Monday, February 4, 2013

Problematika Menulis Part #2


Masalah dalam menulis: 


1. Susah rutin menulis 

2. Bagaimana agar produktif dalam menulis 



Untuk solusi ada 11 hal besar, yang selama ini coba KPP amati...
sumber foto



1. Berkorban waktu atau memanagemen waktu 




Setiap orang punya kesibukan masing-masing, kita faham. Begitu juga penulis yang sudah ternama, yang tentu saja juga kamu idolakan. Tapi mereka tetap bisa produktif menulis walau padatnya jadwal mereka. Jawabannya sederhana saja: mereka pandai memenagemen waktu. Mereka buat jadwal seteratur mungkin, kapan harus bekerja, kapan hrs membaca, kapan harus menulis, ke toko-toko buku, mengisi seminar, rapat-rapat organisasi, mengurus rumah tangga, dll. Mereka bisa, tentu kamu juga bisa seperti mereka. Maka cobalah mulai membagi-bagi waktumu dengan baik. Berusahalah. 



2. Bercita-cita jadi penulis hebat 



Facebook dapat mengalahkan Google, bukankah karena si pemilik Facebook dahulu bercita-cita kelak akan mengalahkan Facebook? Dari cita-cita besar itu, terwujudlah hal itu sekarang. Google terkalahkan. Bahkan Facebook telah jadi situs terbesar di dunia. 

Lalu bagaimana denganmu? Apa kamu salah satunya yang akan bercita-cita mengalahkan JK Rowlling si penulis Harry Potter? Atau, menyaingi Andrea Hirata, Kang Abik, Tere Liye, Ahmad Fuadi, atau Raditya Dika? Mulailah bercita-cita besar. Jangan hanya bercita-cita yang rendahan saja! Dunia ini terlalu indah untuk disia-siakan, begitu ucap kawanku sekolah dulu. 



3. Tekad untuk bisa 


Aku percaya kamu sudah punya cita-cita yang besar. Maka sekarang bertekadlah untuk bisa melakukannya! Belajarlah, tuntutlah ilmu dimanapun berada. Di KPP pun tersedia banyak ilmu tentang kepenulisan. Belajarlah di situ. Jangan menyerah. Jangan hanya pengin jadi penulis tapi tidak mau belajar. Itu sama saja bohong.

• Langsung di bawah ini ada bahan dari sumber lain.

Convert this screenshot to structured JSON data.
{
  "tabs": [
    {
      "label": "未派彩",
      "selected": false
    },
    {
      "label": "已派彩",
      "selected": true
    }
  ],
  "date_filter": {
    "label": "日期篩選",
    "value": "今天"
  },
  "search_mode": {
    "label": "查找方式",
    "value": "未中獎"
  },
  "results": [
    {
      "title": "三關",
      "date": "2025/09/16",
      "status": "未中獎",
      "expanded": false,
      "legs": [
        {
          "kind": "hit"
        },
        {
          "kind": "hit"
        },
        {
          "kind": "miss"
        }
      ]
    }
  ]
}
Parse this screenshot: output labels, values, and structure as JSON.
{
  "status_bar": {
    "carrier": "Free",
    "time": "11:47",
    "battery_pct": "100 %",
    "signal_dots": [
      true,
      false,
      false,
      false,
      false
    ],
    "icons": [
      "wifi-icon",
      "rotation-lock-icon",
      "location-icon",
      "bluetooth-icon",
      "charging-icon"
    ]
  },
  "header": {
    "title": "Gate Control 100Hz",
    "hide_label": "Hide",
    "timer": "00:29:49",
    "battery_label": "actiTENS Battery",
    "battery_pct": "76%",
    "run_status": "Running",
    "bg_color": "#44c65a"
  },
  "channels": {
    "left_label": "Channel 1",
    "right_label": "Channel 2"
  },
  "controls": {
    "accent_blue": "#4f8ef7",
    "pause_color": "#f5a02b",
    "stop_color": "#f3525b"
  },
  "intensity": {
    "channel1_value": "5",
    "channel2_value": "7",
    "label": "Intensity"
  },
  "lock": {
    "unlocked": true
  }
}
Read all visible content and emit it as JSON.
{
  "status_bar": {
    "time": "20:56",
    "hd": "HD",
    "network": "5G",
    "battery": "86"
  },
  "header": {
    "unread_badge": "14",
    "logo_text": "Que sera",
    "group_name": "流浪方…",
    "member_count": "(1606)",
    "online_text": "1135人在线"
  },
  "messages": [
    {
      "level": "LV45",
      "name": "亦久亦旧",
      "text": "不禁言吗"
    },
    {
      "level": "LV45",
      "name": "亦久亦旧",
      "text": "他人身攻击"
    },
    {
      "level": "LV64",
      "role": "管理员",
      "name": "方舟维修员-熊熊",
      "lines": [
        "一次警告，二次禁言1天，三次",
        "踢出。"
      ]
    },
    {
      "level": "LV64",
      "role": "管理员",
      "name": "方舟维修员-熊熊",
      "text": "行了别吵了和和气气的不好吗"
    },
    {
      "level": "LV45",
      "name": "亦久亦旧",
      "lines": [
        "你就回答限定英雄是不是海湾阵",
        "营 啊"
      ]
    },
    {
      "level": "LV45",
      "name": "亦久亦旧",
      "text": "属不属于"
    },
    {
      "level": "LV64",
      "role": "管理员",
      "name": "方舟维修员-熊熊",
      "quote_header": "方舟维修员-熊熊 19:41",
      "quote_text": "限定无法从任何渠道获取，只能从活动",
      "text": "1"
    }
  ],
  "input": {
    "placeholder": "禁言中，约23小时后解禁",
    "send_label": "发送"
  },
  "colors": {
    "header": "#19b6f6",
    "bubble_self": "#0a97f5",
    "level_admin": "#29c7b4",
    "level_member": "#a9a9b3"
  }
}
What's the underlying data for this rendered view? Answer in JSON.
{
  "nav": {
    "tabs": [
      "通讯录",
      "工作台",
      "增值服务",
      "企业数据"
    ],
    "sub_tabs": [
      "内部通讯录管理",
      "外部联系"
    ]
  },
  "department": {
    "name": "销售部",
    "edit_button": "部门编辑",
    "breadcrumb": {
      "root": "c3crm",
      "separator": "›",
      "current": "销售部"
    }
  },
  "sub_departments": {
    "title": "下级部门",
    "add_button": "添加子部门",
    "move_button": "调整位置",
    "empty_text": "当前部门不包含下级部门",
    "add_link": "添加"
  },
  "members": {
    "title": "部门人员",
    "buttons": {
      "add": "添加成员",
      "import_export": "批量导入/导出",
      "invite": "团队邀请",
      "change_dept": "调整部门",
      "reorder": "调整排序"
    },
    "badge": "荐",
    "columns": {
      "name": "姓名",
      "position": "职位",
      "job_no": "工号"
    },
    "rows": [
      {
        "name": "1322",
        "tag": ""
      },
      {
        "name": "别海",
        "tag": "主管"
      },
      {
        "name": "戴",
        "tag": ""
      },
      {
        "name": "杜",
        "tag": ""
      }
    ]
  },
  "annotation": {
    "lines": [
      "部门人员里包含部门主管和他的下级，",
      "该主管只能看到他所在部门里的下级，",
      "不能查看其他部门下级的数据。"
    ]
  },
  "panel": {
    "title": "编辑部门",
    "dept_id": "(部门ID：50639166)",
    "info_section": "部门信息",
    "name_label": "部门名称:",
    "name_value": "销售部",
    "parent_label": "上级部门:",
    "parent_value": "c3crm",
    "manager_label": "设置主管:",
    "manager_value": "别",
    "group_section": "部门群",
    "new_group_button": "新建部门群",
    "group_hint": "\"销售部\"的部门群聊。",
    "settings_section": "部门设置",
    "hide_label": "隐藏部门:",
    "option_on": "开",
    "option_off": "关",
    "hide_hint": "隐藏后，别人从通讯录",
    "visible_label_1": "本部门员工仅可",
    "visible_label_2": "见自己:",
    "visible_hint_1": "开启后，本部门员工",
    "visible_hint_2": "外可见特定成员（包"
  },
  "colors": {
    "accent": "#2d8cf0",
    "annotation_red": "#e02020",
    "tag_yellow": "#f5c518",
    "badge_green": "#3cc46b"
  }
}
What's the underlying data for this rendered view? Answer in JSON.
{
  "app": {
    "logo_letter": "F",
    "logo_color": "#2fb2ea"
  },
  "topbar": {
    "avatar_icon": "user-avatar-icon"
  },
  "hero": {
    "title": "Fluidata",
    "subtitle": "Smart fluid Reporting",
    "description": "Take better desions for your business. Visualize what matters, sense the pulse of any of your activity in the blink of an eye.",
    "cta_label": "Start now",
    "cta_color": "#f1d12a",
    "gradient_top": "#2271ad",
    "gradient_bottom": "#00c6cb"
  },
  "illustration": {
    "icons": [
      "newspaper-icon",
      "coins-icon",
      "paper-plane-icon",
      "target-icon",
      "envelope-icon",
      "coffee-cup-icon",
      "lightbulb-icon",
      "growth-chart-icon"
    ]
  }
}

Kang Abik, penulis Ayat-ayat cinta pernah berkata padaku, "Menulislah dengan sungguh-sungguh." Maka lewati dulu proses belajarnya, sebelum akhirnya jadi penulis yang hebat. Kalau menyerah di tengah jalan? Kamu bukanlah kamu kalau begitu! *terinspirasi iklan di TV 


4. Suka membaca 


Kita memahami hukum sunnatullah, bahwa kalau kita tidak suka membaca, tidaklah mungkin ada pembaca yang menyukai tulisan kita. Kita saja tak suka baca, bagaimana bisa membuat orang lain membaca? :) 


5. Diawali dari menulis jurnal harian 


Ini cerita salah satu anggota KPP. Ia suka menulis karena ia suka menuliskan kisah kesehariannya dalam sebuah jurnal. Jurnal harian, ketahuilah, ia sama saja dengan diary. Hanya kita kan sudah berkecimpung dalam dunia menulis. Maka jurnal harian adalah bahasa bagi kaum intelek. Sedangkan diary adalah bahasa umumnya. Begitu filosofinya, he he he. 


6. Menyenangi dan mencintai menulis 


Para ulama seumpama Imam Malik, Imam Ahmad, Imam Bukhori, dll, sebab begitu dahsyat kecintaannya pada ilmu hadits dan menulis, maka karya-karya mereka pun begitu luar biasa. Sungguh jika bukan karena cinta mereka pada menulis, kitab-kitab hadits yang tersebar di seluruh perpustakaan dan toko buku hari ini, mungkin tidak akan pernah ada. Cinta, mampu menembus ruang dan waktu. Menembus hati dan zaman. 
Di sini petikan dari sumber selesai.